Entscheidungsstichwort (Thema)

Fiktion der Genehmigung eines Antrags auf Versorgung mit einem Hilfsmittel bei Versäumung der Bescheidungsfrist durch den Krankenversicherungsträger

 

Orientierungssatz

1. Neben dem in § 13 Abs. 3a S. 6 SGB 5 geregelten Anspruch auf Kostenerstattung unterfällt auch ein bestehender Sachleistungsanspruch der Genehmigungsfiktion, wenn der Träger der Krankenversicherung weder die Frist von drei bzw. von fünf Wochen zur Bescheidung eingehalten hat. Durch die Fiktion der Genehmigung ist die Krankenkasse mit allen Einwendungen ausgeschlossen. Die Intention des Gesetzgebers, generalpräventiv die Zügigkeit des Verwaltungsverfahrens zu verbessern, würde durch eine nachträgliche Prüfung der einzelnen Leistungsvoraussetzungen unterlaufen.

2. Als von § 13 Abs. 3a SGB 5 erfasste Sozialleistungen sind Hilfsmittel nach § 33 SGB 5 im Gemeinsamen Rundschreiben ausdrücklich benannt. Hierzu gehört u. a. die Versorgung eines behinderten Versicherten mit einem Speedy-Elektra 2-Zuggerät.

 

Tenor

Die Beklagte wird unter Aufhebung des Bescheides vom 29.03.2014 in der Fassung des Widerspruchsbescheides vom 21.08.2014 verurteilt, den Kläger mit einem Speedy-Elektra 2 Zuggerät zu versorgen.

Die Beklagte trägt die außergerichtlichen Kosten des Klägers.

 

Tatbestand

Die Beteiligten streiten hinsichtlich der Versorgung des Klägers mit einem Speedy-Elektra 2 Zuggerät.
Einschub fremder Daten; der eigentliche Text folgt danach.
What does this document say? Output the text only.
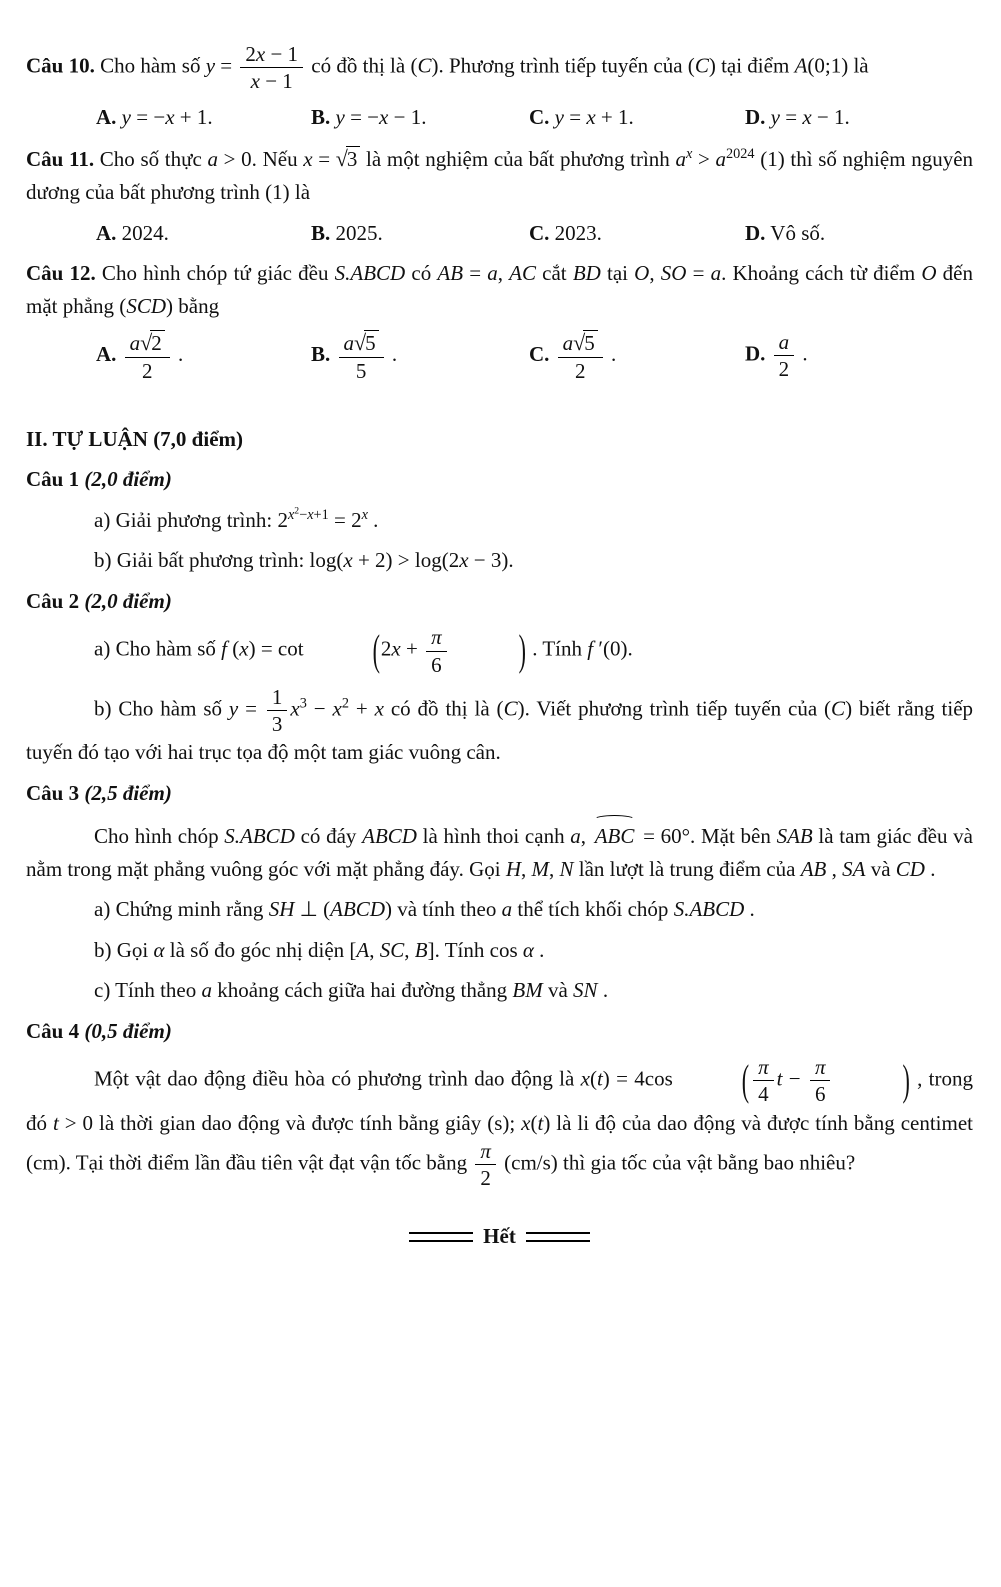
Câu 10. Cho hàm số $y = \frac{2x - 1}{x - 1}$ có đồ thị là (C). Phương trình tiếp tuyến của (C) tại điểm A(0;1) là
A. y = −x + 1.	B. y = −x − 1.	C. y = x + 1.	D. y = x − 1.
Câu 11. Cho số thực a > 0. Nếu x = √3 là một nghiệm của bất phương trình $a^x > a^{2024}$ (1) thì số nghiệm nguyên dương của bất phương trình (1) là
A. 2024.	B. 2025.	C. 2023.	D. Vô số.
Câu 12. Cho hình chóp tứ giác đều S.ABCD có AB = a, AC cắt BD tại O, SO = a. Khoảng cách từ điểm O đến mặt phẳng (SCD) bằng
A. $\frac{a√2}{2}$ .	B. $\frac{a√5}{5}$ .	C. $\frac{a√5}{2}$ .	D. $\frac{a}{2}$ .
II. TỰ LUẬN (7,0 điểm)
Câu 1 (2,0 điểm)
a) Giải phương trình: $2^{x^2-x+1} = 2^x$ .
b) Giải bất phương trình: log(x + 2) > log(2x − 3).
Câu 2 (2,0 điểm)
a) Cho hàm số f (x) = cot	($2x + \frac{\pi}{6}$	) . Tính f ′(0).
b) Cho hàm số $y = \frac{1}{3} x^3 - x^2 + x$ có đồ thị là (C). Viết phương trình tiếp tuyến của (C) biết rằng tiếp tuyến đó tạo với hai trục tọa độ một tam giác vuông cân.
Câu 3 (2,5 điểm)
Cho hình chóp S.ABCD có đáy ABCD là hình thoi cạnh a, ABC = 60°. Mặt bên SAB là tam giác đều và nằm trong mặt phẳng vuông góc với mặt phẳng đáy. Gọi H, M, N lần lượt là trung điểm của AB , SA và CD .
a) Chứng minh rằng SH ⊥ (ABCD) và tính theo a thể tích khối chóp S.ABCD .
b) Gọi α là số đo góc nhị diện [A, SC, B]. Tính cos α .
c) Tính theo a khoảng cách giữa hai đường thẳng BM và SN .
Câu 4 (0,5 điểm)
Một vật dao động điều hòa có phương trình dao động là x(t) = 4cos	( $\frac{\pi}{4}$ $t - \frac{\pi}{6}$	) , trong đó t > 0 là thời gian dao động và được tính bằng giây (s); x(t) là li độ của dao động và được tính bằng centimet (cm). Tại thời điểm lần đầu tiên vật đạt vận tốc bằng $\frac{\pi}{2} (cm/s)$ thì gia tốc của vật bằng bao nhiêu?
Hết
Den entsprechenden Antrag stellte der am 00.00.0000 geborene Kläger bei der Beklagten am 20.12.2013 unter Vorlage einer ärztlichen Verordnung und eines Kostenvoranschlags für die Versorgung in Höhe von 7.537,59 EUR. Nach einer Stellungnahme des Sozialmedizinischen Dienstes (SMD) nach Hausbesuch am 17.03.2014 lehnte die Beklagte den Antrag mit Bescheid vom 29.03.2014 ab, da ein konventionelles Schubgerät oder ein Elektrorollstuhl ausreichend und zweckmäßig seien, da die Wohnung mit dem vorhandenen Adaptivrollstuhl verlassen werden könne und das Zuggerät für größere Strecken benötigt werde, da das Auto verkauft werde.
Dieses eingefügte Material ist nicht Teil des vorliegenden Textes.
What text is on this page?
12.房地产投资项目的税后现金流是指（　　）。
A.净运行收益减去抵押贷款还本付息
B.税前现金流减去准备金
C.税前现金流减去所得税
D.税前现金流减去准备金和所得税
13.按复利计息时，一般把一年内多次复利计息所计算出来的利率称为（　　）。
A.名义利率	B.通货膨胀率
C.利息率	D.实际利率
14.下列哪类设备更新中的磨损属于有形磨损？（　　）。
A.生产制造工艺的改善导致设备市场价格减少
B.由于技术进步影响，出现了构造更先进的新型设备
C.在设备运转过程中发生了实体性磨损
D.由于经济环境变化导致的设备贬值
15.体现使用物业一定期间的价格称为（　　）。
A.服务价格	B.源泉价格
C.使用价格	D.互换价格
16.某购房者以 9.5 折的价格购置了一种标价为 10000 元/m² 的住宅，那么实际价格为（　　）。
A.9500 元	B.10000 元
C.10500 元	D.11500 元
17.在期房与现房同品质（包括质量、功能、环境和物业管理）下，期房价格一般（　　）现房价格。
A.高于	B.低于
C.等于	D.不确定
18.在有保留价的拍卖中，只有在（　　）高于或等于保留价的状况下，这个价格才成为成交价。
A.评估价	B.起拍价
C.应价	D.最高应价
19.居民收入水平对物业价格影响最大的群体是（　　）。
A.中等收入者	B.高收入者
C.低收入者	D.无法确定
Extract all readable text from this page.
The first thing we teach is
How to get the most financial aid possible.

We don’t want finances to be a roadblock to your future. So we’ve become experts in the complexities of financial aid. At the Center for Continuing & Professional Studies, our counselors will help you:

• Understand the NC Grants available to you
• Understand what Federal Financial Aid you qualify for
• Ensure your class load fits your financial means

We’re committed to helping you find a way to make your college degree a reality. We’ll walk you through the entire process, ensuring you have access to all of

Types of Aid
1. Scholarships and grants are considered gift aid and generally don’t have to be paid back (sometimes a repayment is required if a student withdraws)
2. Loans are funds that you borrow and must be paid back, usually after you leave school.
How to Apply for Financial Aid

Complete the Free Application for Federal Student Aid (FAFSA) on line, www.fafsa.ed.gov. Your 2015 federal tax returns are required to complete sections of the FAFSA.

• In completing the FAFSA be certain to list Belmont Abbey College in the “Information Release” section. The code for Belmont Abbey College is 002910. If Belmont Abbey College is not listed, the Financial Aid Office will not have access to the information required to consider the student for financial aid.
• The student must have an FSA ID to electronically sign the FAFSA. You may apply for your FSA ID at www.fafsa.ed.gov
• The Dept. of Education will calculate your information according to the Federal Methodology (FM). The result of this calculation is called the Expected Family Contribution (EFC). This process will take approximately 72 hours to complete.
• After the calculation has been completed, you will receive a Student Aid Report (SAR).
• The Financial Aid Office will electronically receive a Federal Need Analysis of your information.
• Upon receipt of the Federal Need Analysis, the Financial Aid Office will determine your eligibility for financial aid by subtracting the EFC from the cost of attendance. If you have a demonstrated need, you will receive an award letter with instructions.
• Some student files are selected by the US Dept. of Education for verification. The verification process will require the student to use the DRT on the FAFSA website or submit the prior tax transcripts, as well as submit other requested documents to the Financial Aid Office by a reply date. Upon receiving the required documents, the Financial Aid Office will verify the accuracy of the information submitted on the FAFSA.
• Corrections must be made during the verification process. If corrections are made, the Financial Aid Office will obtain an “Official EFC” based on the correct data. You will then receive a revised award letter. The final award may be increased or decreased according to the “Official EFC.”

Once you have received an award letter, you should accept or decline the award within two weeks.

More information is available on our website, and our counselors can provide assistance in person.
Hiergegen erhob der Kläger am 02.05.2014 Widerspruch und machte geltend, durch das begehrte Hilfsmittel werde ein Umsetzen vom Adaptivrollstuhl in einen Elektrorollstuhl entbehrlich. Das Zuggerät könne man abkoppeln und dann den Adaptivrollstuhl wie gewohnt nutzen. Insoweit stehe ihm ein Wahlrecht zu. Mit Bescheid vom 21.08.2014 hat der Widerspruchsausschuss den Widerspruch des Klägers abgewiesen. Die Leistungsvoraussetzungen des § 33 Abs. 1 SGB V lägen für das begehrte Hilfsmittel nicht vor. Die Versorgung des Klägers könne vielmehr durch den vorhandenen Adaptivrollstuhl oder die Zurverfügungstellung eines Elektrorollstuhls sichergestellt werden.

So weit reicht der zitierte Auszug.